Via de lucht kwam de stof terecht op en in de bodem in de omgeving van de fabriek. Via die route komt de stof in voeding en drinkwater terecht. Het RIVM en onderzoeksbureau Arcadis brachten rapporten uit over de kwaliteit van gewassen, moestuinen en water rondom de fabriek. De conclusie van deze onderzoeken was – kort samengevat – dat een deel van de gewassen beter niet gegeten kan worden, omdat mensen dan te veel PFOA binnen zouden krijgen. Het opruimen van de verontreiniging is heel kostbaar (en ingewikkeld).

Standpunten Gemeenten

De gemeenten stelden zich in de procedure op het standpunt dat Chemours onrechtmatig heeft gehandeld door – kort samengevat – a) PFOA uit te stoten ondanks dat Chemours wist van de risico’s van PFOA voor mens en milieu en b) het veroorzaken van bodem- en grondwaterverontreiniging. De gemeenten baseren zich hierbij op informatie van Chemours zelf, waaruit blijkt dat Chemours op de hoogte was de schadelijkheid van PFOA.

Verweer Chemours

Chemours voerde verweer.
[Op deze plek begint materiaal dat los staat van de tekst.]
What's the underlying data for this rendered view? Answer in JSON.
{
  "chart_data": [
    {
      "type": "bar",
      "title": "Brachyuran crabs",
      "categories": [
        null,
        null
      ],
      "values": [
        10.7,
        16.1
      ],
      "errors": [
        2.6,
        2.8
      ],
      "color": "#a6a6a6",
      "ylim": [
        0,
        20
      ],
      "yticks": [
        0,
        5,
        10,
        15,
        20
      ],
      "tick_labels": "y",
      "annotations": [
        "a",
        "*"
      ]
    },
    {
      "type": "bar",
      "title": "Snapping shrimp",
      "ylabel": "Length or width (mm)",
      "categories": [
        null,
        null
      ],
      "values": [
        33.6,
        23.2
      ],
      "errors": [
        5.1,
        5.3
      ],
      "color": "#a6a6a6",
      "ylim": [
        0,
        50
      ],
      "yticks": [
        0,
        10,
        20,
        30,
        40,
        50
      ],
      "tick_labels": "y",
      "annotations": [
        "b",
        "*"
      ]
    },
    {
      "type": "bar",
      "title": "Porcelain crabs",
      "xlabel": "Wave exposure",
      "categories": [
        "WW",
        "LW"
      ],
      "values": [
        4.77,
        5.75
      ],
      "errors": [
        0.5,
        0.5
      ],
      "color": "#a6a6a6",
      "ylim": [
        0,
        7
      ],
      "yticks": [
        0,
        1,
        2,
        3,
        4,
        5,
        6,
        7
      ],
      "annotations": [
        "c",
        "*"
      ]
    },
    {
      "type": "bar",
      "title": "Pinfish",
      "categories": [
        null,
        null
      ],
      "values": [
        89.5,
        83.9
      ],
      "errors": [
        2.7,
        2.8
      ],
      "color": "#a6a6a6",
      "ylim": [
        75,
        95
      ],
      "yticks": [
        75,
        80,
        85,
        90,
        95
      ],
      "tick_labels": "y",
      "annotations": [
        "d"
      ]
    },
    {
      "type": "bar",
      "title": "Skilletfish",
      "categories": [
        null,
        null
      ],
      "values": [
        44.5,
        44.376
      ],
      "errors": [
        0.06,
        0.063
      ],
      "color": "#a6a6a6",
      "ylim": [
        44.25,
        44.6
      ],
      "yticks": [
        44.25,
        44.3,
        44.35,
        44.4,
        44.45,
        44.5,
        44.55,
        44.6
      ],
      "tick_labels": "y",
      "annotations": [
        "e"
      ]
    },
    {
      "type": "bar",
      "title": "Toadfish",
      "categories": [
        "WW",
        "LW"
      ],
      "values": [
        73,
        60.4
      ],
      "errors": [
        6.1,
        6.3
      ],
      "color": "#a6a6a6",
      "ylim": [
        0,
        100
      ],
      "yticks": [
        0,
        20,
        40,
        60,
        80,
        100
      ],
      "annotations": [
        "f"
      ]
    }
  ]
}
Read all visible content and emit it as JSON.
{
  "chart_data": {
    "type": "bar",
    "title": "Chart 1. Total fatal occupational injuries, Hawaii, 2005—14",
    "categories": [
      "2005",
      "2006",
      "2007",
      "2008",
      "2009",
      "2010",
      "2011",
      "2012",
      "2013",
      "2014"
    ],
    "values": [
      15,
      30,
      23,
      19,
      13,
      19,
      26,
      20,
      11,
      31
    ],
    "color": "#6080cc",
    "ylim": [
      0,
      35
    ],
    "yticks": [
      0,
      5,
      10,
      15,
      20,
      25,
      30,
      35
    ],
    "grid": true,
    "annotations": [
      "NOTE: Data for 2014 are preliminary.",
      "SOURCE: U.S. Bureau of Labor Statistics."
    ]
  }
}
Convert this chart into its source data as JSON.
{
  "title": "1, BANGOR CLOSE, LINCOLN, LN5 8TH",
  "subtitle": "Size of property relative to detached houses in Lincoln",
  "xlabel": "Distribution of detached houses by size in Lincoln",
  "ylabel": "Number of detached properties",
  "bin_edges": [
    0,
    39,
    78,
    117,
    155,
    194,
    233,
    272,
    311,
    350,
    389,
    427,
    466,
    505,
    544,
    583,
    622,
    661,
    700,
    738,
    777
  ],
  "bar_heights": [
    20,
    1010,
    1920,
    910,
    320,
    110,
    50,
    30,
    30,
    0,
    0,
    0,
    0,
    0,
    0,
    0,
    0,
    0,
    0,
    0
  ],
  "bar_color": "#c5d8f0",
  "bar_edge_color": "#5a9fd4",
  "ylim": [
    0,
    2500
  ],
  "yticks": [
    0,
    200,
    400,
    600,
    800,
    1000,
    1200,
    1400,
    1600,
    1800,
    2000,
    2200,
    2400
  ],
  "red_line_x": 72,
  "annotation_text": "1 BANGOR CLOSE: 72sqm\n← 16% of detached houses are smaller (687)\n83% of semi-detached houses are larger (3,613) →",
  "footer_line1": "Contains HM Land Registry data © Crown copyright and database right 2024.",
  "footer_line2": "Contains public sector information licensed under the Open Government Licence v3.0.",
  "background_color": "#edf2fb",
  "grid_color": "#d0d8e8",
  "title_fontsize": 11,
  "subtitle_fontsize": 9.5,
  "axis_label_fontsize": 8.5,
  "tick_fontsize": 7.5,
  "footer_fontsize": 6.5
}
Volgens Chemours was haar handelen niet onrechtmatig en zouden de door de gemeente en Provincie verleende vergunningen haar vrijwaren van aansprakelijkheid. Daarmee bedoelt Chemours dat de overheid die de vergunningen aan Chemours heeft verleend, Chemours niet aansprakelijk kan stellen als er uiteindelijk door het gebruik van de vergunningen schade ontstaat.

Vrijwaart een vergunning?

In het algemeen verleent een vergunning voor bepaalde handelingen, geen vrijwaring tegen aansprakelijkheid jegens bijvoorbeeld de buren. Dat is al lang een uitgemaakte zaak. In dit geval is het de vraag of dat anders is, omdat degene die het bedrijf aansprakelijk stelt, óók degene is die daarvoor een vergunning heeft verleend.

Overwegingen Rechtbank

De Rechtbank gaat daarom eerst in op de vraag welke invloed de verstrekte vergunningen hebben op de aansprakelijkheid van Chemours. De Rechtbank overweegt dat:

  1. een vergunninghouder er in beginsel op mag vertrouwen dat een vergunning conform wet is verleend;
  2. bij de vergunningverlening een gedegen belangenafweging heeft plaatsgevonden;
  3. de vergunninghouder gerechtigd is om van de vergunning gebruik te mogen maken.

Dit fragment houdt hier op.